Bad people do indeed to bad things—like the richest man in the world choosing to strip services and benefits from America’s poorest, or firing scores of government workers without cause.
Americans are justifiably livid at this behavior, including many Trump voters who apparently didn’t realize that they were voting for a massive government gutting led by an unelected and unaccountable multi-billionaire. But they’re also finding that there isn’t exactly a receptive ear for their discontent. Many Republican politicians have stopped holding town halls and other public events because, well, they really don’t like having to answer—if they even have answers—for what their party is doing and abetting.

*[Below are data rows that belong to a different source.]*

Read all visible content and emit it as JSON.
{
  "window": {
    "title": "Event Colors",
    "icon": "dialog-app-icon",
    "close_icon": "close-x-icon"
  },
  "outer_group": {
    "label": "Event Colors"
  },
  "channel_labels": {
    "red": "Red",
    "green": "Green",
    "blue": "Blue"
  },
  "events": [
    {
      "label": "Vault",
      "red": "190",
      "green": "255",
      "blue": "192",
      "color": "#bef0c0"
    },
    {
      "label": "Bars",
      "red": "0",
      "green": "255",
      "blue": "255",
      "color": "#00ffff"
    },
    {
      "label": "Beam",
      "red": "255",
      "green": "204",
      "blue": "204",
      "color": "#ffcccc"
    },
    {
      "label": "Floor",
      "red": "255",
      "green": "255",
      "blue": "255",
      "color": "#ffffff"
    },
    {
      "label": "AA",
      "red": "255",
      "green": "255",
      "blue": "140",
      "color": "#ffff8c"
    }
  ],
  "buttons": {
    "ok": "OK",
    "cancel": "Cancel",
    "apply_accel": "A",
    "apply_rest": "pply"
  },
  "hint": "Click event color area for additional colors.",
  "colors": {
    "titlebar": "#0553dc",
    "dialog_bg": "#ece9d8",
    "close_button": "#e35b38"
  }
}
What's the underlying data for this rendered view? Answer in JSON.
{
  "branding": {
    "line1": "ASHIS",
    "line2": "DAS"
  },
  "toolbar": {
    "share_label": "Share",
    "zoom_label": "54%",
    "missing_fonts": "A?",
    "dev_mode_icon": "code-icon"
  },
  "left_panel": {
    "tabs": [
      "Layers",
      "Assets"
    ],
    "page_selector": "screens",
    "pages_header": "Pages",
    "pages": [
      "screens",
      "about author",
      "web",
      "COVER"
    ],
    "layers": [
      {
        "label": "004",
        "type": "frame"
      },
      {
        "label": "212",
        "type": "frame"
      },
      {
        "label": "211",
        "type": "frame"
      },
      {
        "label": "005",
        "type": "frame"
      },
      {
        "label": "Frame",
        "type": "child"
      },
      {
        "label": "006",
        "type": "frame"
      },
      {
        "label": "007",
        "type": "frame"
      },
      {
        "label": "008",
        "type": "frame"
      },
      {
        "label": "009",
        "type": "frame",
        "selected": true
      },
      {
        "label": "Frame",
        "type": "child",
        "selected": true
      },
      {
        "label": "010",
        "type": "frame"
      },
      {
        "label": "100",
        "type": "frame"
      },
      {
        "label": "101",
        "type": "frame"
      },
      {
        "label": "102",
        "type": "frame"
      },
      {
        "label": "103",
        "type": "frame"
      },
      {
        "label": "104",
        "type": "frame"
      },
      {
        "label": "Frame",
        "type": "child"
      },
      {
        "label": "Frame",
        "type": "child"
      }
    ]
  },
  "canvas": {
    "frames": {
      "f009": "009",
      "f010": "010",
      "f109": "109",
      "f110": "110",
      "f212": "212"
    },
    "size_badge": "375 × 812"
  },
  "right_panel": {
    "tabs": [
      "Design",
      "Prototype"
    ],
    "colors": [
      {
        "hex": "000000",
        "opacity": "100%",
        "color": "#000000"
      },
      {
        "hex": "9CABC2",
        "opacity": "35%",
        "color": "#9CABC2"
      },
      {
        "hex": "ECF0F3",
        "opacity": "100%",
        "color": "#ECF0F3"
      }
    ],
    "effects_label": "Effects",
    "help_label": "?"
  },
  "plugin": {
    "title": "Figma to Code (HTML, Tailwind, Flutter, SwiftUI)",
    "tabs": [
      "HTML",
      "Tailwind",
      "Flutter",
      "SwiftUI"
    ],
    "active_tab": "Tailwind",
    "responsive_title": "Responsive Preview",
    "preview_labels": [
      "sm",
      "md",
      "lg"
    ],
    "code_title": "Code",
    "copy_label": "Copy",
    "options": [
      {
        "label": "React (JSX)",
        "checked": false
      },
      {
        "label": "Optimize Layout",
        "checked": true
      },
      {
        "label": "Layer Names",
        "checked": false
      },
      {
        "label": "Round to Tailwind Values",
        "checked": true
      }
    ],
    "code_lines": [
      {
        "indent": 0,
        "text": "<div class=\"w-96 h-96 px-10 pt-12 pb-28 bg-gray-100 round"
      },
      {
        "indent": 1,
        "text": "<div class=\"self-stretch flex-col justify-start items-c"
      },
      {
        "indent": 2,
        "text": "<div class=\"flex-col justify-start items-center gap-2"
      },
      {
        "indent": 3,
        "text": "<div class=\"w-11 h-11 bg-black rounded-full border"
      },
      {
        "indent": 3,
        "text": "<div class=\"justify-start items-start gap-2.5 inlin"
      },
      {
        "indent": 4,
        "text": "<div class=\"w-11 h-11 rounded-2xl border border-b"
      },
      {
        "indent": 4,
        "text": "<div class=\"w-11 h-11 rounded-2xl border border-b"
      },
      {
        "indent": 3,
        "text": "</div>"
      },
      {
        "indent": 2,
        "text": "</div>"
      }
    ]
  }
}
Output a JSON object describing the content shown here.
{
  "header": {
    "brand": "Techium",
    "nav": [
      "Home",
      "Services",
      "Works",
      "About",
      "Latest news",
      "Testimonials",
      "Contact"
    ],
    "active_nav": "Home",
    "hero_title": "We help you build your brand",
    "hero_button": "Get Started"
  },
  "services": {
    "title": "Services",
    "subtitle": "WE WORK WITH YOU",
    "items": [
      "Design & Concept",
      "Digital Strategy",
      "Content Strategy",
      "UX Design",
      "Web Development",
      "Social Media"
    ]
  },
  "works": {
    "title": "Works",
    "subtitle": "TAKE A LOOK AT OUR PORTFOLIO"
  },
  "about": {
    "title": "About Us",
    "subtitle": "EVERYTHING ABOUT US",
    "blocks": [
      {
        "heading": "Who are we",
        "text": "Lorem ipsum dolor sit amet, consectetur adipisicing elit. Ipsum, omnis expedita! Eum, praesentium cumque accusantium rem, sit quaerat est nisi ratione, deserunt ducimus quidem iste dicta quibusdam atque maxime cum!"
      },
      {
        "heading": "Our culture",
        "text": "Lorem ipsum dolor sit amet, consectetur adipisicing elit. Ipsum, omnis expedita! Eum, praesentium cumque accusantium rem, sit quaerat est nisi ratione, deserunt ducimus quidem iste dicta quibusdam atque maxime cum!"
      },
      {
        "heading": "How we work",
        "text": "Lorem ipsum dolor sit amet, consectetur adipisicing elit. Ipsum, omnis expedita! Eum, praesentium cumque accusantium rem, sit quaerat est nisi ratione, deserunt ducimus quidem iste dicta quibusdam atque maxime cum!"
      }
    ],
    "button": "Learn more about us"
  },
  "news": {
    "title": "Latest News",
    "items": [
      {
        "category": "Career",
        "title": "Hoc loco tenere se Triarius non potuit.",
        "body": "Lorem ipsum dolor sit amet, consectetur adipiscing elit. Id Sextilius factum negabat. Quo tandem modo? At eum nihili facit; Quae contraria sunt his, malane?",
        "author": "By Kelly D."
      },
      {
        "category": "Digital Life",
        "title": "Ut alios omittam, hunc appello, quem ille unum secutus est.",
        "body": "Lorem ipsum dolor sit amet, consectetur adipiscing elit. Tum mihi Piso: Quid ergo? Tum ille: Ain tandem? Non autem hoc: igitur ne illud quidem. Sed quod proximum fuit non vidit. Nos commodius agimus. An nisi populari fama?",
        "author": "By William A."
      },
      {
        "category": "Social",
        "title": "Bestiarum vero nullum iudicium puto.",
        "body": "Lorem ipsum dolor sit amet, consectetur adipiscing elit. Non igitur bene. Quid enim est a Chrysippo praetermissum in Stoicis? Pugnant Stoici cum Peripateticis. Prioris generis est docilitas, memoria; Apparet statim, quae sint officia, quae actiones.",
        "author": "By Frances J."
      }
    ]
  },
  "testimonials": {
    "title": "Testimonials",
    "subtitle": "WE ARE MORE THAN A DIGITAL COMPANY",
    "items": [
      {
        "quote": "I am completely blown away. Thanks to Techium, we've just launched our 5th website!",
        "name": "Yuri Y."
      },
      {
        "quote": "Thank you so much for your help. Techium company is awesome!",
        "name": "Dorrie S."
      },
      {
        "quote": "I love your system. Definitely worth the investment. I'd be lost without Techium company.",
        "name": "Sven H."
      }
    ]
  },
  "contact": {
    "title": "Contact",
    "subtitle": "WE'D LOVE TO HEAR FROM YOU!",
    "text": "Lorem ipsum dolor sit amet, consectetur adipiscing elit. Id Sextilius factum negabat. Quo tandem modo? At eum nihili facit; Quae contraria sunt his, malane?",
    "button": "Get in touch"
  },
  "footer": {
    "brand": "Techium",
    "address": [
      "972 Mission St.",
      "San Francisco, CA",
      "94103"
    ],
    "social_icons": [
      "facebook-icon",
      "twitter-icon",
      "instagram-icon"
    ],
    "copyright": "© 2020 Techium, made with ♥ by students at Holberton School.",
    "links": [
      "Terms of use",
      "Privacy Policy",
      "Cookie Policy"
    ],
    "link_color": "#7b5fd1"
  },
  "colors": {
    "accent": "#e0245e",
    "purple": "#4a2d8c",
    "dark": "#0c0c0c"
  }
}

Democratic voters are even more apoplectic, and their representatives in Congress can’t seem to coalesce around a single strategy, let alone mount a meaningful resistance to the Trump onslaught.
Part of that onslaught now seems to be protecting not just the unelected Musk, but shielding his company and its products. Musk, for his part, has been cagey about what his role even is, and who, exactly, is running and working at DOGE. It seems he wants it both ways: Ultimate power with little responsibility—certainly not the public accountability that comes when you’re an official who does things the public really doesn’t like—plus the punitive power of the feds if anyone objects.
This should perhaps not be surprising from a man whose company has received billions in government subsidies, loans, contracts, and other benefits, and who still thinks he deserves big tax breaks and little oversight from the same entity helping his company to thrive. If there is one defining characteristic of the Trump White House, itself a kind of two-headed Musk-Trump hydra, it is this: A desire to turn the federal government from an entity serving the people into an entity serving only the president and his favored men.